Company directors are falling short of their legal obligations to keep workers safe, seven years after law changes sparked by the Pike River mine disaster.
That is the finding of a new study by the industry that says company governance must get better, and WorkSafe must do more to sanction directors and executives.
"Health and safety governance has not been the catalyst" for change it was meant to be when the laws spurred on by the mine disaster came into force in 2016, it said.
A series of reports as part of the study, replete with a lot of management jargon, list 17 recommendations.
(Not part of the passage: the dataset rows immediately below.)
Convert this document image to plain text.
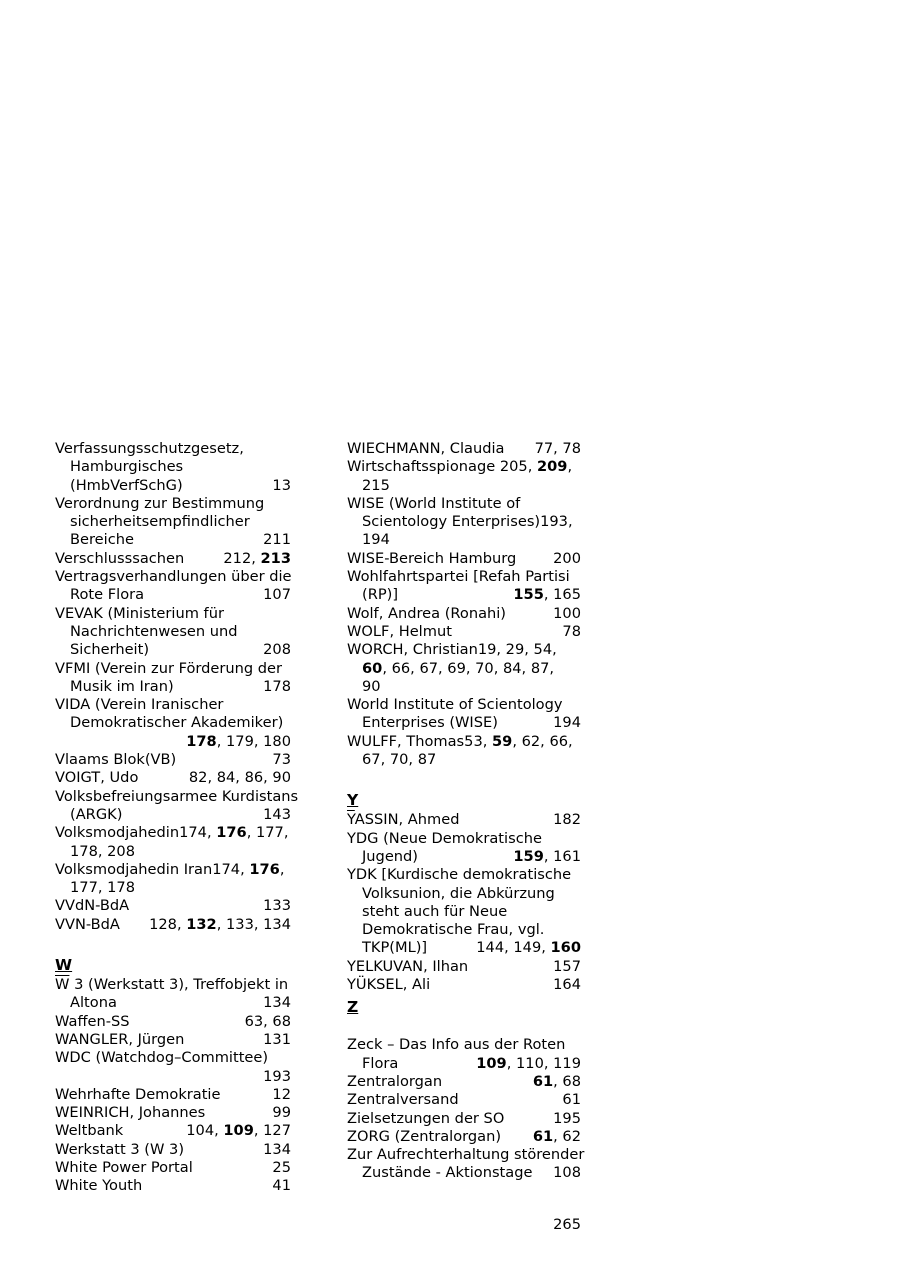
Verfassungsschutzgesetz,
Hamburgisches
(HmbVerfSchG)	13
Verordnung zur Bestimmung
sicherheitsempfindlicher
Bereiche	211
Verschlusssachen	212, 213
Vertragsverhandlungen über die
Rote Flora	107
VEVAK (Ministerium für
Nachrichtenwesen und
Sicherheit)	208
VFMI (Verein zur Förderung der
Musik im Iran)	178
VIDA (Verein Iranischer
Demokratischer Akademiker)
178, 179, 180
Vlaams Blok(VB)	73
VOIGT, Udo	82, 84, 86, 90
Volksbefreiungsarmee Kurdistans
(ARGK)	143
Volksmodjahedin174, 176, 177,
178, 208
Volksmodjahedin Iran174, 176,
177, 178
VVdN-BdA	133
VVN-BdA 128, 132, 133, 134
W
$\overline{W}$ 3 (Werkstatt 3), Treffobjekt in
Altona	134
Waffen-SS	63, 68
WANGLER, Jürgen	131
WDC (Watchdog–Committee)
193
Wehrhafte Demokratie	12
WEINRICH, Johannes	99
Weltbank	104, 109, 127
Werkstatt 3 (W 3)	134
White Power Portal	25
White Youth	41
WIECHMANN, Claudia 77, 78
Wirtschaftsspionage 205, 209,
215
WISE (World Institute of
Scientology Enterprises)193,
194
WISE-Bereich Hamburg	200
Wohlfahrtspartei [Refah Partisi
(RP)]	155, 165
Wolf, Andrea (Ronahi)	100
WOLF, Helmut	78
WORCH, Christian19, 29, 54,
60, 66, 67, 69, 70, 84, 87,
90
World Institute of Scientology
Enterprises (WISE)	194
WULFF, Thomas53, 59, 62, 66,
67, 70, 87
Y
$\overline{Y}ASSIN$, Ahmed	182
YDG (Neue Demokratische
Jugend)	159, 161
YDK [Kurdische demokratische
Volksunion, die Abkürzung
steht auch für Neue
Demokratische Frau, vgl.
TKP(ML)]	144, 149, 160
YELKUVAN, Ilhan	157
YÜKSEL, Ali	164
Z
Zeck – Das Info aus der Roten
Flora	109, 110, 119
Zentralorgan	61, 68
Zentralversand	61
Zielsetzungen der SO	195
ZORG (Zentralorgan) 61, 62
Zur Aufrechterhaltung störender
Zustände - Aktionstage 108
265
Central to these were repeated calls for better guidance and education
"We were not able to identify any governance materials that provided detailed advice" on health and safety, one report said.
Another recommendation calls for clearer, stronger enforcement by WorkSafe:
"We heard that the regulators have not set a clear baseline of expected officer behaviours and actions, and that there is limited use of sanctions," it said.
"This is not fair to those boards, officers and leaders who are fulfilling their duties where others are not.
"The current WorkSafe position statement is not enough."
That did not go down well with WorkSafe - though the agency did say it was "excited" about the study overall as it showed that industry wanted to step up.
"I'm deeply concerned that there are directors out there that don't understand their job," WorkSafe chief executive Phil Parkes said.
It was well known that the 2016 law changes put more obligations on directors, and opened them up to more powers of investigation and penalties, he said.
"The message is really clear, directors should be using this best-practice guidance.
"If not, we'll hold them to account."
There was longstanding criticism that WorkSafe does not do enough, especially to go after directors, as those prosecutions were typically more difficult than to prosecute a company.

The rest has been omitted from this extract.